To be loved for who we are – isn’t that the thing for which we all long; to be accepted in full. Unconditional love; the type taught by the sages and great teachers. When we love another in this way, we look into them, not at them.
Many of us have spent our lives shape-shifting to suit the needs of others; to cater to the opinions of those we felt were important. All the while, never stepping into and accepting our true nature as it wasn’t recognizable, even by us. During an interview recently, I made a statement that I will pass on to my children, their children and all those willing to listen: If others ask you to change. Change the company you keep. Don’t change you. I stand by that statement and always will.
Those who judge will do so regardless of anything we do to fall within the guidelines of what’s deemed acceptable at that moment. And every time we shift to their whims, a piece of our identity slips further away.
My daughter came to me one day, and asked if she could dye her hair violet. The dye was temporary, but the independence the act gave her will last forever. Of course, I knew there would be those who would look down upon her. Then again, such is always the case. It takes a wise soul to know the issue is with the viewer, not with the one being viewed. Never dear reader, mold to fit the whims of those who look upon you. Because in time, you will start to see yourself through their eyes. You will question if you are good enough. And yet most who look down upon others do so only because they look down upon themselves; from somewhere deep within they question their worth. It is one of life’s greater truths. A truth we need to own in the same unshakable way we own the heart that beats within us. And by owning this deeper truth, we pass it on to our children; helping to stop the cycle of self-criticism and loathing.
For four weeks my young daughter walked boldly with her violet hair. I watched as others smiled at her. They saw in my daughter her vivacious spirit sprouting with life. I also watched those who offered her a raised critical eye. They saw in my daughter what they feared to be a wild child; one that should be kept tighter under wraps. I stood proudly by my daughter then, just as I do now that her chestnut hair is all one sees. I look into her, never at her. That’s what love does. I cherished every minute while I watched my daughter shun the dubious glares of others. It is a skill that will serve her well. Because she will never be a spirit that’s kept under wraps. I hope she has learned this from me. Or maybe she’s the one who’s taught me. I really can’t say.
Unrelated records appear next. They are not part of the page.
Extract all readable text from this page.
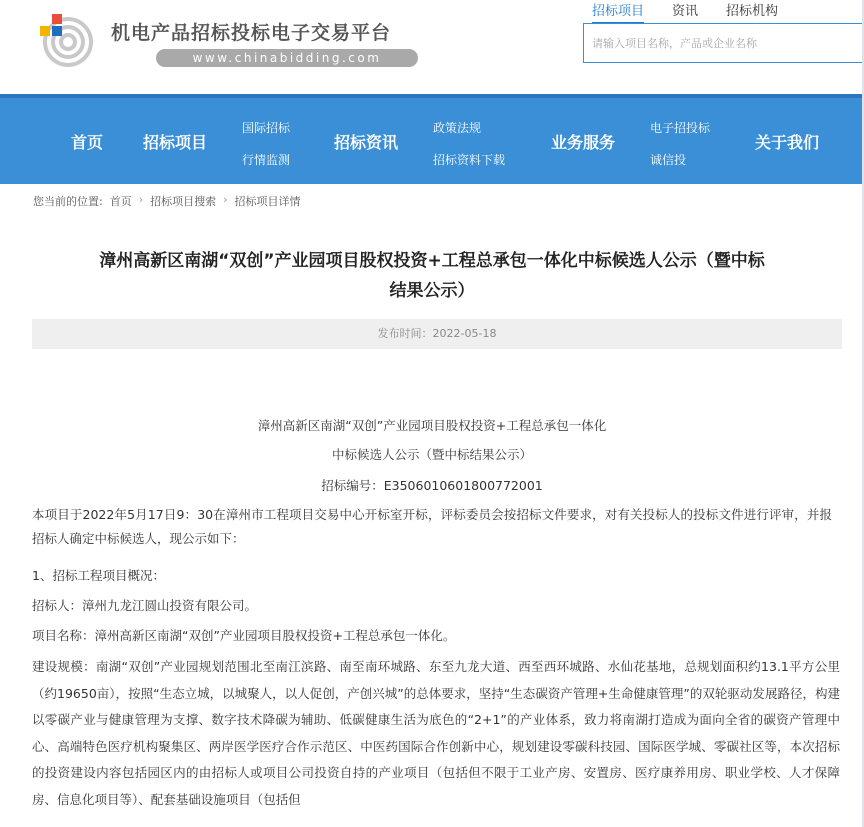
机电产品招标投标电子交易平台
www.chinabidding.com
招标项目 资讯 招标机构
请输入项目名称，产品或企业名称
首页 招标项目
国际招标
行情监测
招标资讯
政策法规
招标资料下载
业务服务
电子招投标
诚信投
关于我们
您当前的位置: 首页 › 招标项目搜索 › 招标项目详情
漳州高新区南湖“双创”产业园项目股权投资+工程总承包一体化中标候选人公示（暨中标
结果公示）
发布时间：2022-05-18
漳州高新区南湖“双创”产业园项目股权投资+工程总承包一体化
中标候选人公示（暨中标结果公示）
招标编号：E3506010601800772001
本项目于2022年5月17日9：30在漳州市工程项目交易中心开标室开标，评标委员会按招标文件要求，对有关投标人的投标文件进行评审，并报招标人确定中标候选人，现公示如下：
1、招标工程项目概况：
招标人：漳州九龙江圆山投资有限公司。
项目名称：漳州高新区南湖“双创”产业园项目股权投资+工程总承包一体化。
建设规模：南湖“双创”产业园规划范围北至南江滨路、南至南环城路、东至九龙大道、西至西环城路、水仙花基地，总规划面积约13.1平方公里（约19650亩），按照“生态立城，以城聚人，以人促创，产创兴城”的总体要求，坚持“生态碳资产管理+生命健康管理”的双轮驱动发展路径，构建以零碳产业与健康管理为支撑、数字技术降碳为辅助、低碳健康生活为底色的“2+1”的产业体系，致力将南湖打造成为面向全省的碳资产管理中心、高端特色医疗机构聚集区、两岸医学医疗合作示范区、中医药国际合作创新中心，规划建设零碳科技园、国际医学城、零碳社区等，本次招标的投资建设内容包括园区内的由招标人或项目公司投资自持的产业项目（包括但不限于工业产房、安置房、医疗康养用房、职业学校、人才保障房、信息化项目等）、配套基础设施项目（包括但
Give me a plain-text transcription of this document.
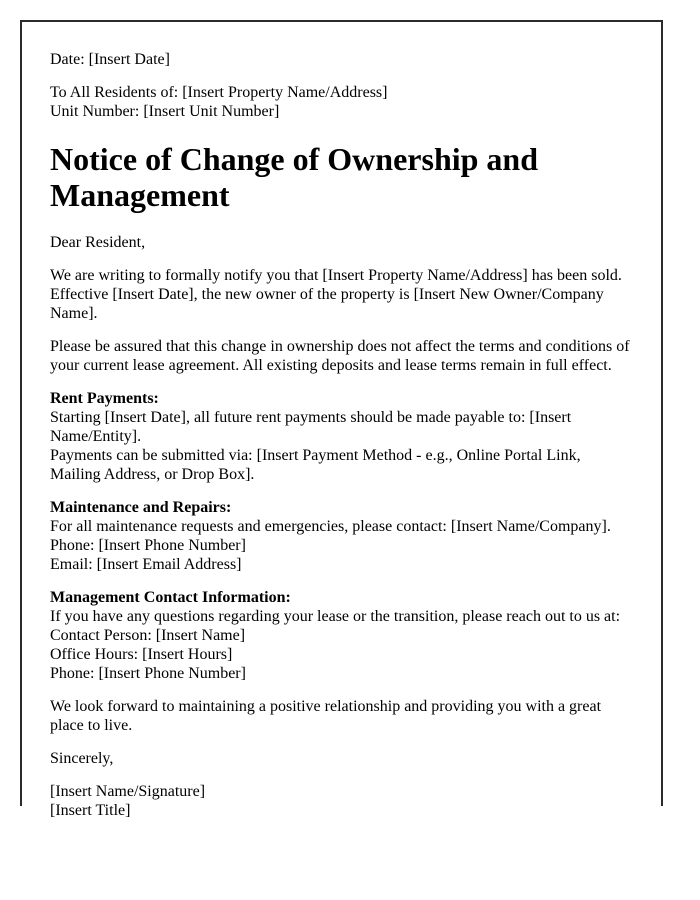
Date: [Insert Date]
To All Residents of: [Insert Property Name/Address]
Unit Number: [Insert Unit Number]
Notice of Change of Ownership and
Management
Dear Resident,
We are writing to formally notify you that [Insert Property Name/Address] has been sold.
Effective [Insert Date], the new owner of the property is [Insert New Owner/Company
Name].
Please be assured that this change in ownership does not affect the terms and conditions of
your current lease agreement. All existing deposits and lease terms remain in full effect.
Rent Payments:
Starting [Insert Date], all future rent payments should be made payable to: [Insert
Name/Entity].
Payments can be submitted via: [Insert Payment Method - e.g., Online Portal Link,
Mailing Address, or Drop Box].
Maintenance and Repairs:
For all maintenance requests and emergencies, please contact: [Insert Name/Company].
Phone: [Insert Phone Number]
Email: [Insert Email Address]
Management Contact Information:
If you have any questions regarding your lease or the transition, please reach out to us at:
Contact Person: [Insert Name]
Office Hours: [Insert Hours]
Phone: [Insert Phone Number]
We look forward to maintaining a positive relationship and providing you with a great
place to live.
Sincerely,
[Insert Name/Signature]
[Insert Title]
Whatever your outer trappings, never change them for another. If you like to wear neon sneakers, walk with style. Or if you are content in khakis, wear them with confidence. But if like me, you stand out a bit in the crowd, then stand tall. I can’t change me. Although the action can be taken, to do so would be to deny who I am. And I rather like me. I’m an old soul that’s hopefully carrying out her last life. I have copper-red hair that flutters in the wind as I ride my Harley down the winding roads. But I am soft in ways that only few understand. My peaceful nature permeates the air around me. I look into people. And the precious few who stand beside me, seem to treasure these things about me.
So if you want to change you, dear readers – do so at your own discretion. Have fun with who you are. You are a magnificent being that is here with a purpose. And that purpose is not to please others.